1. Tut mir auf die schöne Pforte, führt in Gottes Haus mich ein; ach wie wird an diesem Orte meine Seele fröhlich sein! Hier ist Gottes Angesicht, hier ist lauter Trost und Licht.

2. Ich bin, Herr, zu dir gekommen, komme du nun auch zu mir. Wo du Wohnung hast genommen, da ist lauter Himmel hier. Zieh in meinem Herzen ein, lass es deinen Tempel sein.

5. Stärk in mir den schwachen Glauben, lass dein teures Kleinod mir nimmer aus dem Herzen rauben, halte mir dein Wort stets für, dass es mir zum Leitstern dient und zum Trost im Herzen grünt.

6. Rede, Herr, so will ich hören, und dein Wille werd erfüllt; nichts lass meine Andacht stören, wenn der Brunn des Lebens quillt; speise mich mit Himmelsbrot, tröste mich in aller Not.

Im Namen Gottes, des Vaters und des Sohnes und des heiligen Geistes. „Amen.“

Was erwarten wir, wenn wir in dieses besondere Haus kommen, das wir Christen „Kirche“ nennen? In dem Lied eben war drei Mal vom Trost die Rede. Im Haus Gottes begegnen wir Gott von Angesicht zu Angesicht mit seinem Trost. Wie geht das, wenn Gott doch unsichtbar ist? Indem Gottes Wort in unseren Herzen Vertrauen und Trost wachsen lässt! Indem wir auf das hören, was Gott redet, und dazu beitragen, dass sein Wille erfüllt wird, werden wir an Leib und Seele satt und erfahren Trost in aller Not.
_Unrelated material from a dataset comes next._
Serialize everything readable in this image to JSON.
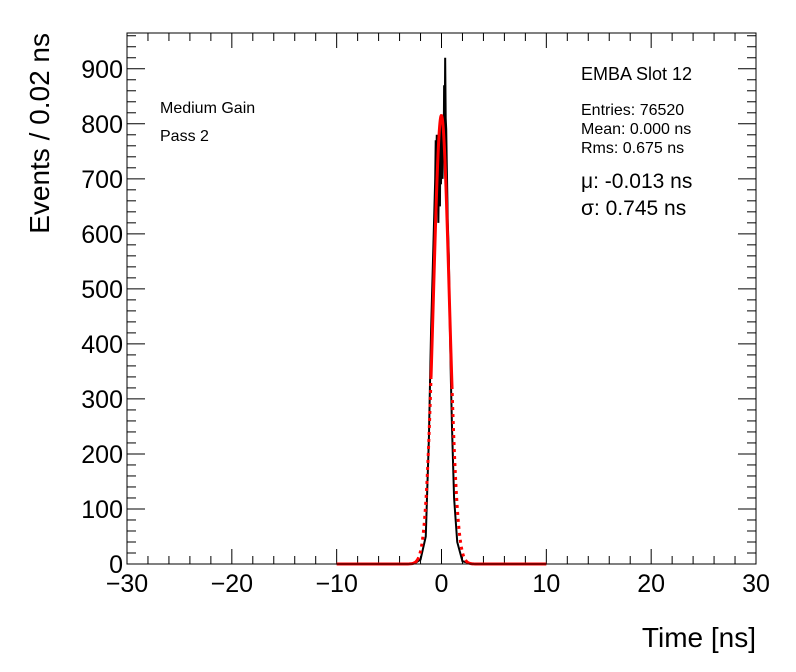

Kommt, lasst uns Gott anbeten! „Ehr sei dem Vater und dem Sohn und dem heiligen Geist, wie es war im Anfang, jetzt und immerdar, und von Ewigkeit zu Ewigkeit. Amen.“

Gott, du Tröster, vergib uns, wenn wir kleinmütig und verzagt sind, obwohl du uns doch Mut und Vertrauen zugesagt hast. Vergib, wo wir Menschen nicht recht bei Trost zu sein scheinen, weil wir auf Herausforderungen in Kirche und Gesellschaft nicht angemessen reagieren. Vergib, wenn wir zu wenig wahrnehmen, wo andere Menschen auf unseren Trost angewiesen sind, auf unsere Nähe, unser Zuhören, unseren Beistand. Wir rufen zu dir in deinem heiligen Hause:

Herr, erbarme dich! „Herr, erbarme dich, Christe, erbarme dich, Herr, erbarm dich über uns!“

Wir beten mit Worten aus Psalm 27, im Gesangbuch 714. Lesen Sie bitte die eingerückten Verse:

1 Der HERR ist mein Licht und mein Heil; vor wem sollte ich mich fürchten? Der HERR ist meines Lebens Kraft; vor wem sollte mir grauen?

4 Eines bitte ich vom HERRN, das hätte ich gerne: dass ich im Hause des HERRN bleiben könne mein Leben lang, zu schauen die schönen Gottesdienste des HERRN und seinen Tempel zu betrachten.

5 Denn er deckt mich in seiner Hütte zur bösen Zeit, er birgt mich im Schutz seines Zeltes und erhöht mich auf einen Felsen.

7 HERR, höre meine Stimme, wenn ich rufe; sei mir gnädig und antworte mir!

8 Mein Herz hält dir vor dein Wort: »Ihr sollt mein Antlitz suchen.« Darum suche ich auch, HERR, dein Antlitz.

9 Verbirg dein Antlitz nicht vor mir, verstoße nicht im Zorn deinen Knecht! Denn du bist meine Hilfe; verlass mich nicht und tu die Hand nicht von mir ab, du Gott meines Heils!

10 Denn mein Vater und meine Mutter verlassen mich, aber der HERR nimmt mich auf.

13 Ich glaube aber doch, dass ich sehen werde die Güte des HERRN im Lande der Lebendigen.

14 Harre des HERRN! Sei getrost und unverzagt und harre des HERRN!

Lasst uns Gott lobsingen! „Ehre sei Gott in der Höhe und auf Erden Fried, den Menschen ein Wohlgefallen. Allein Gott in der Höh sei Ehr und Dank für seine Gnade, darum dass nun und nimmermehr uns rühren kann kein Schade. Ein Wohlgefalln Gott an uns hat; nun ist gross Fried ohn Unterlass, all Fehd hat nun ein Ende“.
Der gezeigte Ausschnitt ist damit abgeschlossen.